L’attività dell’ospedale a volte travalica le mura e il tempo del ricovero. Ci sono casi che richiedono, oltre all’intervento medico, anche la vicinanza umana di fratelli e sorelle. È il caso di Emmanuel, un bambino di 4,02 kg, nato il 18 agosto del 2015. Ha due sorelle di tre e cinque anni e la mamma aveva 25 anni quando è nato. Era arrivata in ospedale per una complicanza nel travaglio, mandata dall’Health Center di un villaggio a circa 20 km da Sheraro, una strada accidentata e sterrata, raggiungibile guidando per circa trenta minuti. In ospedale è stata portata in sala operatoria per effettuare il cesareo e lo staff ha fatto tutto il possibile per salvarla ma, a causa di un disordine coagulativo e atonia uterina, è deceduta.
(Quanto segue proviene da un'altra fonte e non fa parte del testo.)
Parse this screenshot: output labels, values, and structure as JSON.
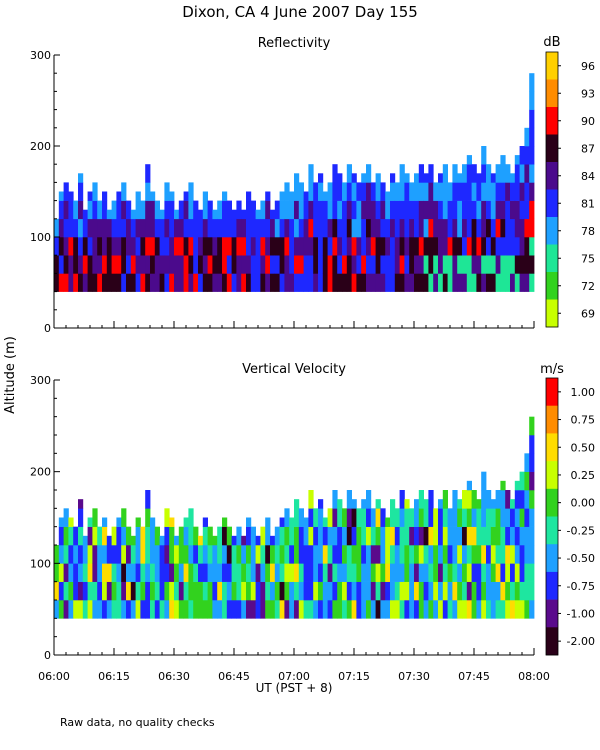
{
  "figure": {
    "title": "Dixon, CA  4 June 2007  Day 155",
    "shared_ylabel": "Altitude (m)",
    "xlabel": "UT  (PST + 8)",
    "footnote": "Raw data, no quality checks",
    "x_ticks": [
      "06:00",
      "06:15",
      "06:30",
      "06:45",
      "07:00",
      "07:15",
      "07:30",
      "07:45",
      "08:00"
    ]
  },
  "chart_data": [
    {
      "type": "heatmap",
      "title": "Reflectivity",
      "x_range_hours": [
        6.0,
        8.0
      ],
      "ylim": [
        0,
        300
      ],
      "y_ticks": [
        "0",
        "100",
        "200",
        "300"
      ],
      "colorbar_unit": "dB",
      "colorbar_labels": [
        "96",
        "93",
        "90",
        "87",
        "84",
        "81",
        "78",
        "75",
        "72",
        "69"
      ],
      "colorbar_colors": [
        "#ffd000",
        "#ff8c00",
        "#ff0000",
        "#2a0018",
        "#4b0a8c",
        "#1e28ff",
        "#1ea0ff",
        "#1ee696",
        "#32d21e",
        "#c8ff00"
      ],
      "column_tops_m": [
        120,
        150,
        160,
        150,
        140,
        170,
        130,
        150,
        160,
        140,
        150,
        130,
        140,
        150,
        160,
        140,
        130,
        150,
        140,
        180,
        150,
        140,
        130,
        160,
        150,
        130,
        140,
        150,
        160,
        140,
        130,
        150,
        140,
        130,
        140,
        150,
        140,
        130,
        140,
        130,
        150,
        140,
        130,
        140,
        150,
        130,
        140,
        150,
        160,
        150,
        170,
        160,
        150,
        180,
        160,
        170,
        150,
        160,
        180,
        170,
        160,
        180,
        170,
        160,
        170,
        180,
        160,
        170,
        160,
        150,
        170,
        160,
        180,
        170,
        160,
        170,
        180,
        170,
        180,
        160,
        170,
        180,
        160,
        180,
        170,
        180,
        190,
        180,
        170,
        200,
        180,
        170,
        180,
        190,
        180,
        170,
        190,
        200,
        220,
        280
      ],
      "base_altitude_m": 40
    },
    {
      "type": "heatmap",
      "title": "Vertical Velocity",
      "x_range_hours": [
        6.0,
        8.0
      ],
      "ylim": [
        0,
        300
      ],
      "y_ticks": [
        "0",
        "100",
        "200",
        "300"
      ],
      "colorbar_unit": "m/s",
      "colorbar_labels": [
        "1.00",
        "0.75",
        "0.50",
        "0.25",
        "0.00",
        "-0.25",
        "-0.50",
        "-0.75",
        "-1.00",
        "-2.00"
      ],
      "colorbar_colors": [
        "#ff0000",
        "#ff8c00",
        "#ffdc00",
        "#c8ff00",
        "#32d21e",
        "#1ee6a0",
        "#1ea0ff",
        "#1e28ff",
        "#5a0a8c",
        "#2a0018"
      ],
      "column_tops_m": [
        120,
        150,
        160,
        150,
        140,
        170,
        130,
        150,
        160,
        140,
        150,
        130,
        140,
        150,
        160,
        140,
        130,
        150,
        140,
        180,
        150,
        140,
        130,
        160,
        150,
        130,
        140,
        150,
        160,
        140,
        130,
        150,
        140,
        130,
        140,
        150,
        140,
        130,
        140,
        130,
        150,
        140,
        130,
        140,
        150,
        130,
        140,
        150,
        160,
        150,
        170,
        160,
        150,
        180,
        160,
        170,
        150,
        160,
        180,
        170,
        160,
        180,
        170,
        160,
        170,
        180,
        160,
        170,
        160,
        150,
        170,
        160,
        180,
        170,
        160,
        170,
        180,
        170,
        180,
        160,
        170,
        180,
        160,
        180,
        170,
        180,
        190,
        180,
        170,
        200,
        180,
        170,
        180,
        190,
        180,
        170,
        190,
        200,
        220,
        260
      ],
      "base_altitude_m": 40
    }
  ]
}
Il padre non avrebbe saputo come svezzarlo e così lo staff dell’ospedale e l’Iismas hanno deciso di aiutare la famiglia fornendo al bambino latte in polvere, acqua, vestiti e biberon per i primi sei mesi. In più mensilmente lo staff dell’ospedale (un infermiere, l’infermiere pediatrico e il direttore o il vice direttore) va al villaggio da dove la mamma di Emmanuel era venuta per partorire, per controllare lo stato di salute del neonato. Passati sei mesi ci penserà una capretta, comprata dall’Iismas grazie a un progetto dell’Otto per Mille, a dare il latte al bambino.

In Etiopia, nel Tigray, a Sheraro le persone continuano a sorridere e ad accogliere chi vuole aiutarli. I bambini continuano a nascere nonostante la condizione di estrema povertà, le persone continuano a guarire nonostante la scarsità di farmaci.

Smettere di pensare e cominciare a fare. È questo che probabilmente può davvero cambiare le cose in posti chiamati low-income countries, ovvero paesi impoveriti dal nord del mondo. L’impegno va nella direzione di condividere un percorso scientifico e clinico, oltre che umano, per fare in modo che un giorno l’Etiopia non abbia più bisogno di aiuto.

Si può fare di più? Si può fare meglio? Sono le domande più frequenti quando, lontani da casa, ci si sente un po’ dimenticati anche dalla proprie istituzioni e ci si interroga se si stia davvero facendo qualcosa di utile.

La risposta bisogna chiederla a chi è stata restituita dignità, gioia di vivere, un futuro economico e a chi è stata salvata la vita. Ma anche a chi, scappato da paesi in difficoltà come l’Eritrea e arrivato in Italia, si ricorda di Sheraro, dell’ospedale dove, durante il lungo viaggio verso l’Europa, è stato curato.